Tuesday will be the final trading day of the month, the quarter, as well as the September F&O series - A series that could easily be summarised in two halves. The first half, a stupendous 1,000-point rally on the Nifty 50, crossing every important hurdle on the upside, only to give up most of those gains in the second half.
The Nifty bulls would have breathed a sigh of relief when the GIFT Nifty indicated a significant gap-up on Monday, but that is where the good part ended. What could have potentially turned into an end to the six-day losing streak, turned out to be the seventh straight day of losses, as every intraday recovery, even one during the second half of the day, got swiftly sold into.
Two things will not please the bulls - One of course, is the fact that there was zero conviction at higher levels to hold on to the gains and move higher, and two, the lower highs and lower lows continued on the Nifty, despite the initial gap-up. Not only did the Nifty failed to cross Friday's high, but also broke below Friday's intraday low of 24,629. A minor 30-point recovery from the intraday low ensured that the close was at least above the mark of 24,600.
There is no doubt that the market is cautious. There are multiple triggers that it needs to react to in the second half of the week. The monetary policy of the Reserve Bank of India is one such trigger, auto sales is another, both being reported on Wednesday. The companies will begin to release their updates for the quarter gone by as well before heading into the earnings season with TCS on October 9.
However, with HUL giving out an update the way it did on Friday, there is a fear that this could percolate into its FMCG peers as well. Although the stock recovered from intraday lows on Monday, India's largest FMCG company continued to underperform, despite the positive sentiments surrounding the GST rationalisation.
It is interesting to see the degree of volatility witnessed by the Nifty, a 170-point drop from the highs of the day, and all of this, without any significant spike on the India Volatility Index, which continues to hover between 11 to 11.5 levels, despite heading into multiple heavy duty events.
Going into the monthly expiry, Monday's low of 24,604 becomes the first line of defence for the Nifty on the downside, while the intraday high of 24,791 will be an important level to track on the upside, before the Nifty heads to 24,850 levels. Analysts are of the view that till the Nifty does not close above 25,200, any recovery from lower levels should be utilised as a selling opportunity.

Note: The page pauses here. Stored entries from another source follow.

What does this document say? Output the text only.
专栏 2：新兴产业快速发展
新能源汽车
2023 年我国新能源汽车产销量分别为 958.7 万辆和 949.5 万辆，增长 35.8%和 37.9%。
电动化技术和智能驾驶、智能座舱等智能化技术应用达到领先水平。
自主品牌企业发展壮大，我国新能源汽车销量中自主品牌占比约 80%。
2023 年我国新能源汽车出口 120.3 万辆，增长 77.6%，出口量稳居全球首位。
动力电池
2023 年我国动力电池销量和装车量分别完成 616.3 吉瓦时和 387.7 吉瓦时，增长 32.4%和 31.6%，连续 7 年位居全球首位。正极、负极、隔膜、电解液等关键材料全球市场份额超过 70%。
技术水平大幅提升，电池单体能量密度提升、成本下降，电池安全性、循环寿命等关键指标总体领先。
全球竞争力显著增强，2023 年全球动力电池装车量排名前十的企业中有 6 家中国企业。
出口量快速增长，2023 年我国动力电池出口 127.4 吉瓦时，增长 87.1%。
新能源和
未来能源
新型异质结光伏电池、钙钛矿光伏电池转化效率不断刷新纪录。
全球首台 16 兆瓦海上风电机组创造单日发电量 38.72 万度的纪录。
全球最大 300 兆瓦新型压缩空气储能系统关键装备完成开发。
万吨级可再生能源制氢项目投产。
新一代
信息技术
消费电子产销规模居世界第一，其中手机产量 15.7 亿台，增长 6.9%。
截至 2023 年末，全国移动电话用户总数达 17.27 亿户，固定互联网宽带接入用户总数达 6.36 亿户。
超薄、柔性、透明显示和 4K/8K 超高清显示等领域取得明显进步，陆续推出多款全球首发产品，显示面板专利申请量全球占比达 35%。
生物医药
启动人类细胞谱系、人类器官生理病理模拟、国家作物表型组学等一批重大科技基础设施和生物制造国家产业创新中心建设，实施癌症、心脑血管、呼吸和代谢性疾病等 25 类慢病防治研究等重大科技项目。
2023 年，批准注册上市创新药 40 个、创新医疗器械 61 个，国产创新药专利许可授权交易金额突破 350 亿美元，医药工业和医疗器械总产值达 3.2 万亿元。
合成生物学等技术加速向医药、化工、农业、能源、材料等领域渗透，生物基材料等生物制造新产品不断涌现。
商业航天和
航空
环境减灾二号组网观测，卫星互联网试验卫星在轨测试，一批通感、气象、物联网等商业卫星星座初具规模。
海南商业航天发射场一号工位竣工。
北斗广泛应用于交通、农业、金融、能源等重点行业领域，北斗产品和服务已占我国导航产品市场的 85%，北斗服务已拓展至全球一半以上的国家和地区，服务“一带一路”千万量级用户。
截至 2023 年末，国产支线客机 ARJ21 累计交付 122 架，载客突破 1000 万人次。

The Nifty Bank continues to remain the index to watch. It is this index that triggered the Nifty fall from the day's high on Monday and also saw a brief spike towards the close of trade to end with gains. The 54,500 level continues to remain an important level on the upside, and a move above that, could lead to a possible extension of that upmove. All eyes will also be on the banking sector updates going forward, which will be reported starting this week.
"Nifty is currently nearing an important support zone of around 24,500-24,400 levels (previous swing lows and 200-DEMA) and this area could be reached in the next few sessions. However, any sustainable move above the hurdle of 24800-24900 levels could confirm near term bottom reversal pattern," Nagaraj Shetti of HDFC Securities said.
Ajit Mishra of Religare Broking expects oversold positions to lead to some consolidation on the Nifty 50 index with a strong support placed between the 24,400 - 24,500 zones. Resistance on the upside is placed between 24,800 - 25,000. He advises stock-specific moves aligned with sectoral trends without aggressive positions.